Regardless, I’ll never be the same and that really fucking sucks. You broke me and pills and doctors don’t know how to fix me.
Don’t get me wrong, I was broken before, and I made that clear up front, but I hadn’t given up. I still enjoyed life, I had many many things to be thankful for and reasons to be happy. Now, those things just make me cry, but I still can’t stop thinking about them.
I’m broken and I don’t think it can be fixed
I’m fully aware that I’m broken, I don’t need anyone to tell me this. I’ve been broken for a long time. Only 1 person has ever made me truly feel like it was okay though. I believe them when they said they didn’t judge, that they understood, and that everything would be alright. I believed every word and I gave them the same acceptance and love.
I was thankful to have that person in my life. So thankful I meditated and thanked the universe for bringing them to me.
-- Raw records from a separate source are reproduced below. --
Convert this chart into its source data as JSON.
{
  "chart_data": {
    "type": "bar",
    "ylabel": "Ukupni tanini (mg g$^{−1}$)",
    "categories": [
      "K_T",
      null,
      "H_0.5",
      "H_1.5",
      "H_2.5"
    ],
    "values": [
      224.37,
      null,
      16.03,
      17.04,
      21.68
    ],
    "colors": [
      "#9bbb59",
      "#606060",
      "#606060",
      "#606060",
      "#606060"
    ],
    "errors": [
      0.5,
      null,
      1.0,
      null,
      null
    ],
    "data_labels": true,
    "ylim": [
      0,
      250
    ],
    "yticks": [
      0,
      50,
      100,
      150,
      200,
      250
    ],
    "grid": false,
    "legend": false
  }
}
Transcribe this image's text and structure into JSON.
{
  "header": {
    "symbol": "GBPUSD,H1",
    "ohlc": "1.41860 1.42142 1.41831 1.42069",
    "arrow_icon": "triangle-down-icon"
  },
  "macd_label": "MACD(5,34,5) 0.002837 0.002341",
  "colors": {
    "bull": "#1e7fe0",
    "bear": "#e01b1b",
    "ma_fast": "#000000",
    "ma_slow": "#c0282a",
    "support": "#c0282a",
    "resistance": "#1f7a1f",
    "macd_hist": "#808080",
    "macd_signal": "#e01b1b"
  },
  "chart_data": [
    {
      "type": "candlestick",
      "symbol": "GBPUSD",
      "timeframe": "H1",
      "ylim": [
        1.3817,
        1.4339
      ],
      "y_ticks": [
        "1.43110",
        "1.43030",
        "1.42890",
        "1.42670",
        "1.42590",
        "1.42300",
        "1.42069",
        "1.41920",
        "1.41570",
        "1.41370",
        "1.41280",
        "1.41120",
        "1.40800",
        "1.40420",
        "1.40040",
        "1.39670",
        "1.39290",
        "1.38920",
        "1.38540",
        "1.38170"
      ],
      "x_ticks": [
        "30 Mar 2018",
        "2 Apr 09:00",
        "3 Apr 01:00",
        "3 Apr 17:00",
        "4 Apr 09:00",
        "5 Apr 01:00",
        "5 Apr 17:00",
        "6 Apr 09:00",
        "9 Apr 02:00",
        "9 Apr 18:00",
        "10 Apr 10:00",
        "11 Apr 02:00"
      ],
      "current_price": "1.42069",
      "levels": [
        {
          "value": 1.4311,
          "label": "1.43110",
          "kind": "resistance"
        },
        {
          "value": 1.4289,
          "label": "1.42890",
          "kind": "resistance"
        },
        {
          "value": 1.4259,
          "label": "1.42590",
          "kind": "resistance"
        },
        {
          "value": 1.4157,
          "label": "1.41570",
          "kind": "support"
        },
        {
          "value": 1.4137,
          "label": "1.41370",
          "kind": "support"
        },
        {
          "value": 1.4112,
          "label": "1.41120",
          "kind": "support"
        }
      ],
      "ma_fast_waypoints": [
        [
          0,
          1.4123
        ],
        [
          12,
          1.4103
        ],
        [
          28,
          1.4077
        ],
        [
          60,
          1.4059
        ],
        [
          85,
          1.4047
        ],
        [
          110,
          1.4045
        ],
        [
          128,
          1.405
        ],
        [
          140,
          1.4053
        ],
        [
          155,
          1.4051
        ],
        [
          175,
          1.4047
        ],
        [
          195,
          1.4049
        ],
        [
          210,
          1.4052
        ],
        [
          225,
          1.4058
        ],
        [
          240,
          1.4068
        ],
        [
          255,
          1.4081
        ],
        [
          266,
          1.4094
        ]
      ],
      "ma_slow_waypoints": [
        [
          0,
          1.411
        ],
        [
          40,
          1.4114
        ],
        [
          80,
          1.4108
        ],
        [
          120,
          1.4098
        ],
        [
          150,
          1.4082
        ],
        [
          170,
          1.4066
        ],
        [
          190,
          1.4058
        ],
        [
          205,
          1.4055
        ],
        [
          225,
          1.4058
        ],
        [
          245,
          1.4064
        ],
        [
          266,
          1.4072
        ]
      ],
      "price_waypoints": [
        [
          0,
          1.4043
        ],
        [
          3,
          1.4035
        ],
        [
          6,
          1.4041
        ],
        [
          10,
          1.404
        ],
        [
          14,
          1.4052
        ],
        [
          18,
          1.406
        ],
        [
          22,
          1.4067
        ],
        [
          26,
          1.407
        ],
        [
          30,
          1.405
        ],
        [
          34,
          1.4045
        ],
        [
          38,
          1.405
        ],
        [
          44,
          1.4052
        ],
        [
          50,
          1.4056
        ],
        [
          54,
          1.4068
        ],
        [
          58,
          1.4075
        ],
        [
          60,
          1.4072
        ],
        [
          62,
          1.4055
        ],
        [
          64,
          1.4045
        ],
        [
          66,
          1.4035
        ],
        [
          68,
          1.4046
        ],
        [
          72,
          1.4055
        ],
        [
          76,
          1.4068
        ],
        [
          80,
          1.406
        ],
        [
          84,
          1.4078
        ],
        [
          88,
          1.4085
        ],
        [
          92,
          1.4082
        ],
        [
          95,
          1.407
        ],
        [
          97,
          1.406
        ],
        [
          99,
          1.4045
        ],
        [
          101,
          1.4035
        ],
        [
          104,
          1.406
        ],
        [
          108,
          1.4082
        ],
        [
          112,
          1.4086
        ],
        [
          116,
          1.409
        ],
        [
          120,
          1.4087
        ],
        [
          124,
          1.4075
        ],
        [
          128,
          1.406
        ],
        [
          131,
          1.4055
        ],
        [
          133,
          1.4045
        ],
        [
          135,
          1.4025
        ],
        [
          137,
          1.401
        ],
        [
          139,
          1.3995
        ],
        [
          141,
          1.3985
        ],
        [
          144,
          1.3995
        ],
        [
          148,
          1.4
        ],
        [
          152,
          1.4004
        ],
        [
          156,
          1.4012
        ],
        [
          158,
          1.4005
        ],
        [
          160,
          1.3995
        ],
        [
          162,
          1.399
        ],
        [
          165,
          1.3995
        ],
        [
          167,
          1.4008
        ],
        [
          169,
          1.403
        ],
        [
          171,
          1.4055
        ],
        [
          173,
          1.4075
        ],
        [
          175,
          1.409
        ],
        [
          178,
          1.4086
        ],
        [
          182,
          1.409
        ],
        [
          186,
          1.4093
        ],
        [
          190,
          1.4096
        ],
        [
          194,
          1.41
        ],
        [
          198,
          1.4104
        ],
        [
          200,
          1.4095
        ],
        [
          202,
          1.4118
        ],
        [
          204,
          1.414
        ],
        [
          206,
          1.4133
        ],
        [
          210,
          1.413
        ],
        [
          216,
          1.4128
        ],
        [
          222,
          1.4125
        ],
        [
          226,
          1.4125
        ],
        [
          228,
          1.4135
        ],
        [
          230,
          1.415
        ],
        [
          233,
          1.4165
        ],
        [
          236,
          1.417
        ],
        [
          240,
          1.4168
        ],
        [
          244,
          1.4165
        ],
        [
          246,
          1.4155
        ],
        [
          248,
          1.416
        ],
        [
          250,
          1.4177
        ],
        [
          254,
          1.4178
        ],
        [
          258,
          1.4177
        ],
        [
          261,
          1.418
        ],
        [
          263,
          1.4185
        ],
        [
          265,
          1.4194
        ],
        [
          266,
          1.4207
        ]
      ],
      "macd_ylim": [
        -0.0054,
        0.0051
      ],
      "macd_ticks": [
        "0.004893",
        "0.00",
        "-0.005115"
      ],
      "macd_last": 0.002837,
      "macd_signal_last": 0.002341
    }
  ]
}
I thanked the universe every night when I would lay down next to them to sleep. I felt so lucky, knowing that most people will never feel the love we share on a daily basis.
I kept on believing, for a year and 4 months, I had no reason to believe any differently, until I was woken up and told that I was too broken. Not that I had done anything wrong, that I was simply too broken to be with anymore. The things I believed about always being there for me, they weren’t true. None of it was true, it was all a cruel joke.
"Doctors" just write me prescriptions. People I thought were my friends betrayed me. My real friends don’t hang out with me anymore. Everyone is sick of hearing my sob story and so am I, but I can’t be fixed and I can’t remove these memories. I don’t even know if they are real or not. I’m told that everything was real, if that’s the case they why did you do this to me? How could you lie on court documents multiple times? Because I’m broken and it’s time to be put out my misery.
I’m sick of crying myself to sleep. Time doesn’t heal wounds, it makes them fester and get worse.